Artificial diamonds have identical chemical structure, physical properties, and crystal form as mined diamonds. These are real diamonds with a major difference from mined diamonds. The products are available in as wide an array of colors and sizes as mined diamonds. Several major retailers provide colorless lab grown diamonds, alongside a range of colorless, blue, and pink artificial diamond jewelry pieces.
Artificial diamonds are made with two methods: chemical vapor disposition as well as high pressure and high temperature. With the latter method, diamonds are made in a laboratory with technology that imitates the conditions that create diamonds naturally. The output is artificial diamond crystals having cube and octahedral faces as well as flat bases. The HPHT diamond color has improved over time as technology evolved. Synthetic gems submitted to Gemological Institute of America laboratories range from yellow, yellow-orange, and orange-yellow to near-colorless, blue, and colorless.

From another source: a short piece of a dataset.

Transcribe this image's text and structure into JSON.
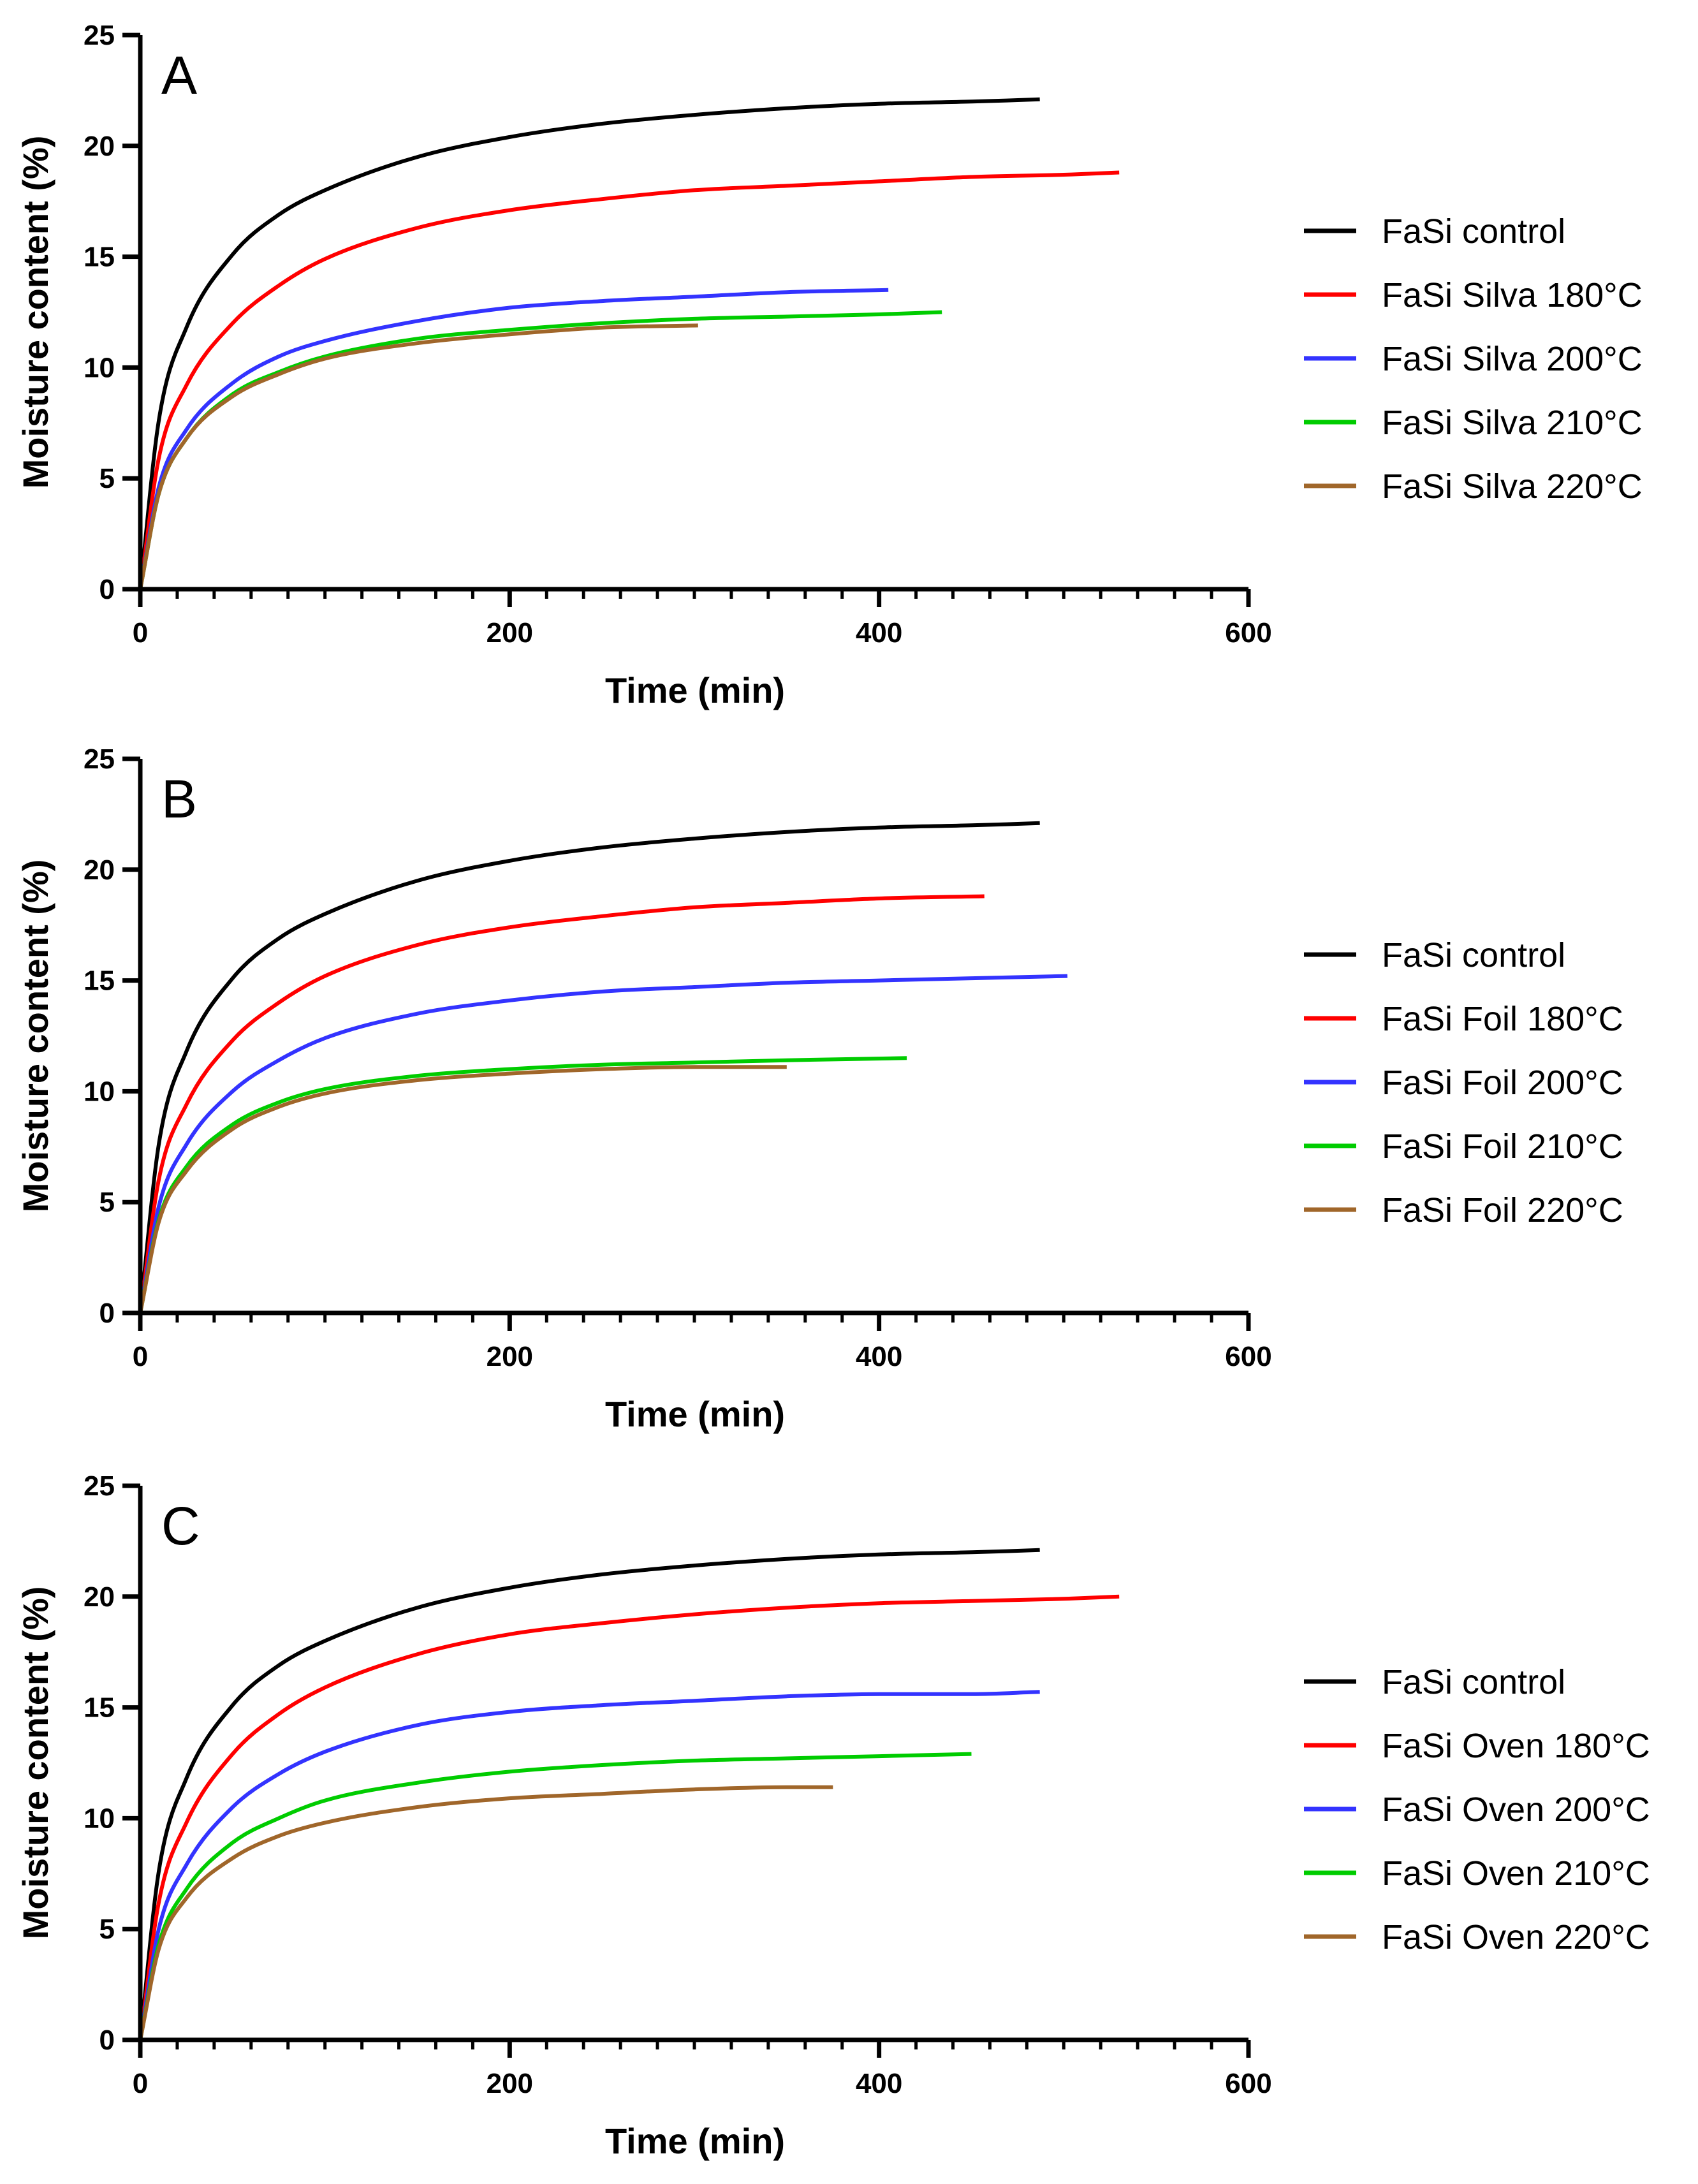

The other method entails breaking down gasses with carbon in a chamber and getting the molecules of carbon crystallized onto diamond seeds. The resulting diamond crystals are an occasionally edged product with graphite and usually have a tabular shape. The crystals often have a yellow or brown color as well as can be near-colorless with HPHT treatment. A colorless CVD diamond picked to get polished as a gemstone, often has a bit higher clarity grade as compared to its mined counterpart. Almost every natural diamond in the GIA’s D to N range of colors get clarity grades that come in its Very Small Inclusions 2 (VS2) to Slightly Included 1 (SI1) range.
Changing Synthetic Diamond Colors With Post Treatment Methods
Almost every diamond grown with the HPHT method is colorless. If high levels of boron are used to grow it, however, it can have a deep blue color. If the producer uses nickel to grow the stone, it would occasionally be green. If nitrogen is used in the manufacturing process, the output would usually have an appealing bright yellow color. Treatment options like annealing and radiation after growing a diamond in a laboratory can change its color.
Almost every CVD synthetic diamond is brown, but it is also possible to create crystals that have yellowish coloration or near-colorless diamond crystals. A producer can utilize HPHT processes to make CVD-based lab diamond colors better. It is also possible to use a treatment process with multiple steps to convert a brownish artificial diamond into a more marketable version.